S'en suit, une procédure d'homologation de la convention par l'autorité administrative compétente. Le projet de loi ne fait guère mention à cette autorité. L'ANI, pour sa part, fait référence au directeur départemental du travail pour homologuer cette convention. Il conviendrait donc de désigner clairement l'autorité compétente dans le texte définitif. En effet, un autre acteur s'ajoute à la validation de ladite convention dans le cas où un salarié protégé serait concerné par ce mode de rupture : l'inspecteur du travail. Cette autorité administrative disposerait d'un délai de 15 jours calendaires pour homologuer la convention à compter de sa réception.

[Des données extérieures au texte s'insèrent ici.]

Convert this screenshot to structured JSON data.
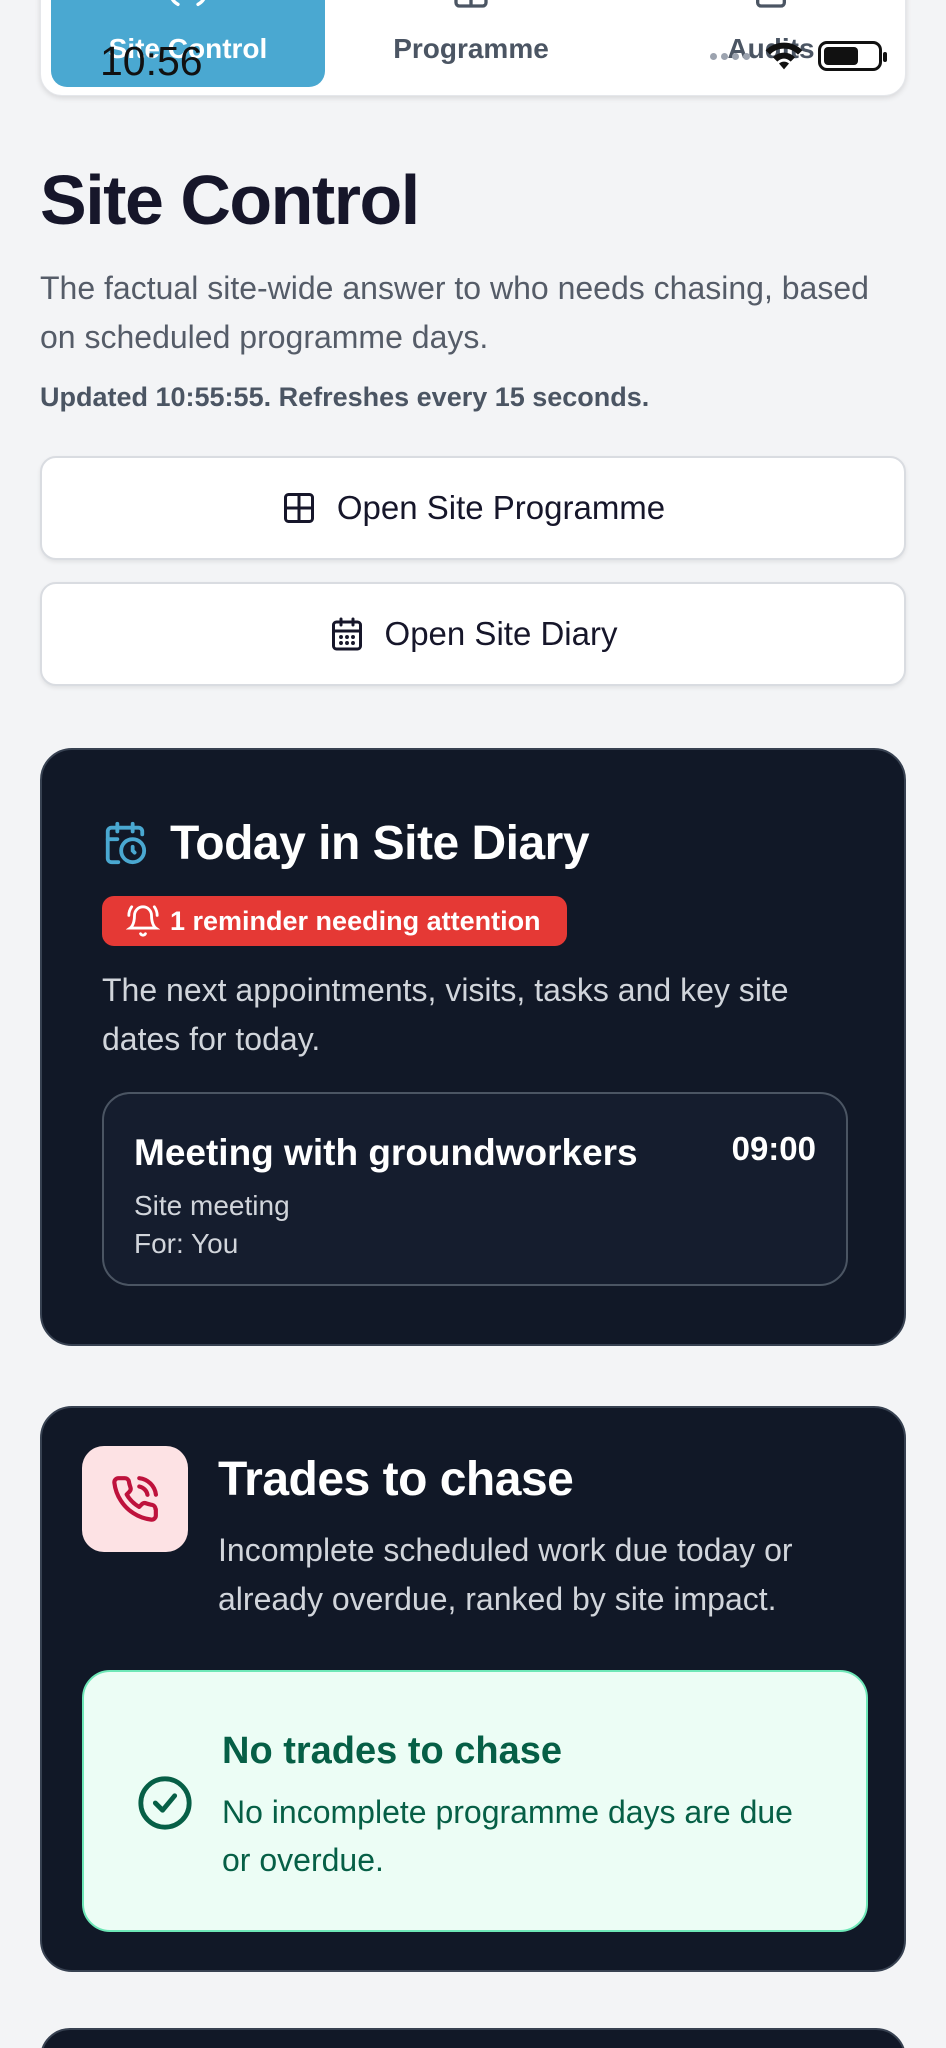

Celle-ci devant "s'assurer du respect des conditions prévues à la présente section et de la liberté de consentement des parties" [26]. L'envoi étant assuré par la partie la plus diligente, à savoir l'employeur. En cas d'absence de notification dans ce délai, "l'homologation est réputée acquise et l'autorité administrative est dessaisie " [27]. La rupture du contrat de travail intervient le lendemain du jour de l'homologation.

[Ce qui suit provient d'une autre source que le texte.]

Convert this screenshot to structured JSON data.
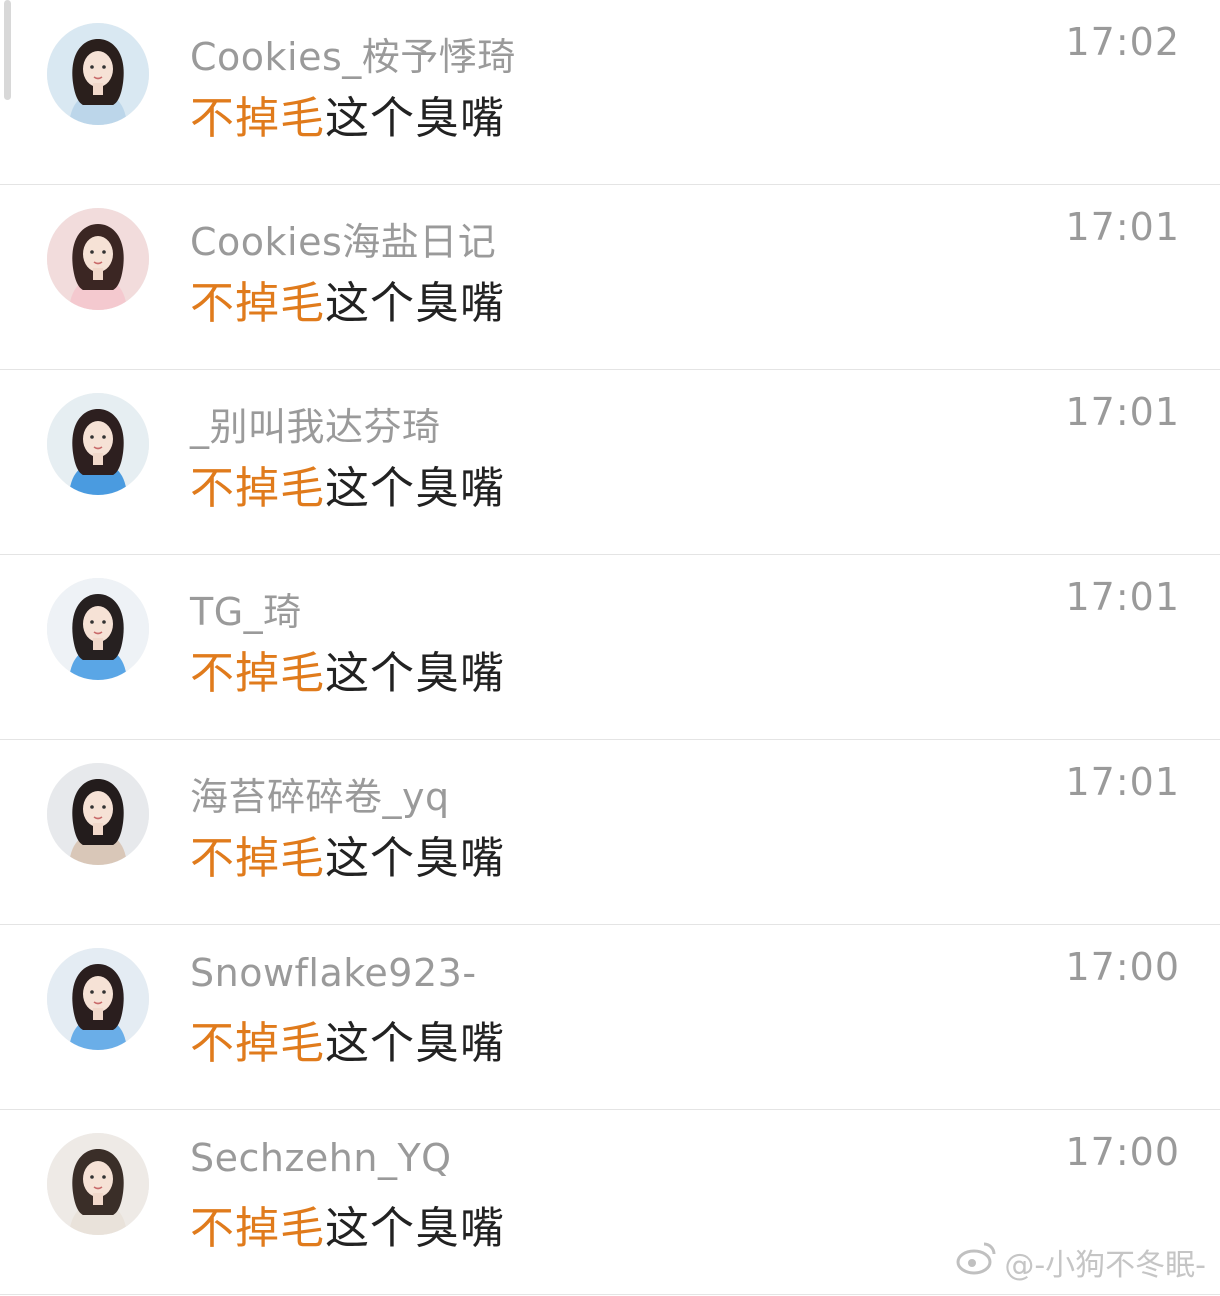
{
  "messages": [
    {
      "name": "Cookies_桉予悸琦",
      "highlight": "不掉毛",
      "text": "这个臭嘴",
      "time": "17:02",
      "avatar_icon": "user-avatar-icon",
      "avatar_bg": "#d9e8f2",
      "avatar_hair": "#2a1f1c",
      "avatar_cloth": "#bcd6ea"
    },
    {
      "name": "Cookies海盐日记",
      "highlight": "不掉毛",
      "text": "这个臭嘴",
      "time": "17:01",
      "avatar_icon": "user-avatar-icon",
      "avatar_bg": "#f2dcdc",
      "avatar_hair": "#3b2623",
      "avatar_cloth": "#f4c9cf"
    },
    {
      "name": "_别叫我达芬琦",
      "highlight": "不掉毛",
      "text": "这个臭嘴",
      "time": "17:01",
      "avatar_icon": "user-avatar-icon",
      "avatar_bg": "#e6eef2",
      "avatar_hair": "#2d1f1f",
      "avatar_cloth": "#4a9be0"
    },
    {
      "name": "TG_琦",
      "highlight": "不掉毛",
      "text": "这个臭嘴",
      "time": "17:01",
      "avatar_icon": "user-avatar-icon",
      "avatar_bg": "#eef2f6",
      "avatar_hair": "#262020",
      "avatar_cloth": "#5aa6e6"
    },
    {
      "name": "海苔碎碎卷_yq",
      "highlight": "不掉毛",
      "text": "这个臭嘴",
      "time": "17:01",
      "avatar_icon": "user-avatar-icon",
      "avatar_bg": "#e7e9ec",
      "avatar_hair": "#231c1c",
      "avatar_cloth": "#d9c7b8"
    },
    {
      "name": "Snowflake923-",
      "highlight": "不掉毛",
      "text": "这个臭嘴",
      "time": "17:00",
      "avatar_icon": "user-avatar-icon",
      "avatar_bg": "#e4ecf3",
      "avatar_hair": "#2a1e1e",
      "avatar_cloth": "#6aaee8"
    },
    {
      "name": "Sechzehn_YQ",
      "highlight": "不掉毛",
      "text": "这个臭嘴",
      "time": "17:00",
      "avatar_icon": "user-avatar-icon",
      "avatar_bg": "#eeeae6",
      "avatar_hair": "#3a2e28",
      "avatar_cloth": "#e9e2da"
    }
  ],
  "watermark": {
    "icon": "weibo-logo-icon",
    "text": "@-小狗不冬眠-"
  },
  "colors": {
    "highlight": "#e07b1c",
    "name": "#9a9a9a",
    "message": "#222222"
  }
}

Par ailleurs, et c'est une innovation du projet de loi, la rupture négociée serait possible pour les salariés protégés. Nous l'avons vu précédemment, la Cour de Cassation refuse qu'un tel mode de rupture soit possible pour ces salariés. Pour éviter que la boite de Pandore ne s'ouvre, l'homologation de la convention lorsqu'elle concernerait ces salariés ne serait pas réalisée par le directeur départemental du travail mais par l'inspecteur du travail. Une telle mesure est équivalente en matière de licenciement d'un salarié protégé (Article L.2411-3 et L.2421-3 du Nouveau Code du travail) [28].

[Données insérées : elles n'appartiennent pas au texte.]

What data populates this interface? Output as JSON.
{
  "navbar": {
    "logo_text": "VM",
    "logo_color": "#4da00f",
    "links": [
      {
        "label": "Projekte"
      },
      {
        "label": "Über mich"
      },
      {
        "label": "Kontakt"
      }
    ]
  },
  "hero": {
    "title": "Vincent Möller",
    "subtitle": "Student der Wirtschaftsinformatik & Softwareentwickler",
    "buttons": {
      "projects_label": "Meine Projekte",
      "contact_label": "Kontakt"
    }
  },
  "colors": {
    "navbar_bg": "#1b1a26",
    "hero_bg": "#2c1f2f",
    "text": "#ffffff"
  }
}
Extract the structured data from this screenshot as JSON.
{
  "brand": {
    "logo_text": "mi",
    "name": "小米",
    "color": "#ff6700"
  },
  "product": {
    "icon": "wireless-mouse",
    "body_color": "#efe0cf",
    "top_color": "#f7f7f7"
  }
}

La contestation à naître de la convention peut susciter quelques interrogations. En effet, l'homologation de ladite convention ne peut se faire que par une autorité administrative : le directeur départemental du travail. En cas de litige, le tribunal administratif devrait être saisi des difficultés à l'homologation. Pour autant, le juge judiciaire ne serait pas écarté car, la rupture négociée étant une convention de droit commun, l'existence de vice de consentement relèverait de sa compétence. Cependant, le projet de loi précise que "l'homologation ne peut faire l'objet d'un litige distinct de celui relatif à la convention. Tout litige concernant la convention, l'homologation ou le refus d'homologation relève de la compétence du conseil des prud'hommes, à l'exclusion de tout autre recours contentieux ou administratif" [29]. En tout état de cause, seul le Conseil des prud'hommes aurait une plénitude de compétence pour répondre des contentieux relatifs à l'homologation mais aussi sur le contenu de la convention. Pour autant, cela n'enlèverait pas au juge pénal sa compétence pour connaître des cas de discrimination ou de harcèlement. En effet, les mots "à l'exclusion de tout autre recours contentieux ou administratif" ne visent pas la mise en action de l'action publique soit par le procureur de la République après avoir reçu une plainte, ou bien, par la voie de la constitution de partie civile. Enfin, bien qu'aucune prescription ne soit prévue dans le projet initial pour les litiges relatifs à la convention, il y a lieu de penser que le délai de prescription pour l'action en nullité relèverait du droit commun, soit cinq ans, en vertu de l'article 1304 du Code civil [30]. En ce qui concerne les salariés protégés, la contestation serait différente. En effet, seul l'inspecteur du travail est habilité à homologuer la convention. Celui-ci prenant des actes administratifs, seul le juge administratif est compétent pour connaître des recours en annulation contre ces décisions.

2) Des garanties financières intéressantes

Une fois la procédure close (entretiens, signature de la convention, homologation de la convention) encore faut-il que le salarié se voie accorder des garanties financières. Actuellement, l'indemnité versée par l'employer correspond à des dommages-intérêts. Son montant est négocié par les parties. Cependant, en cas de rupture négociée pour motif économique, une indemnité au moins équivalente à celle versée en cas de licenciement peut être exigée du salarié.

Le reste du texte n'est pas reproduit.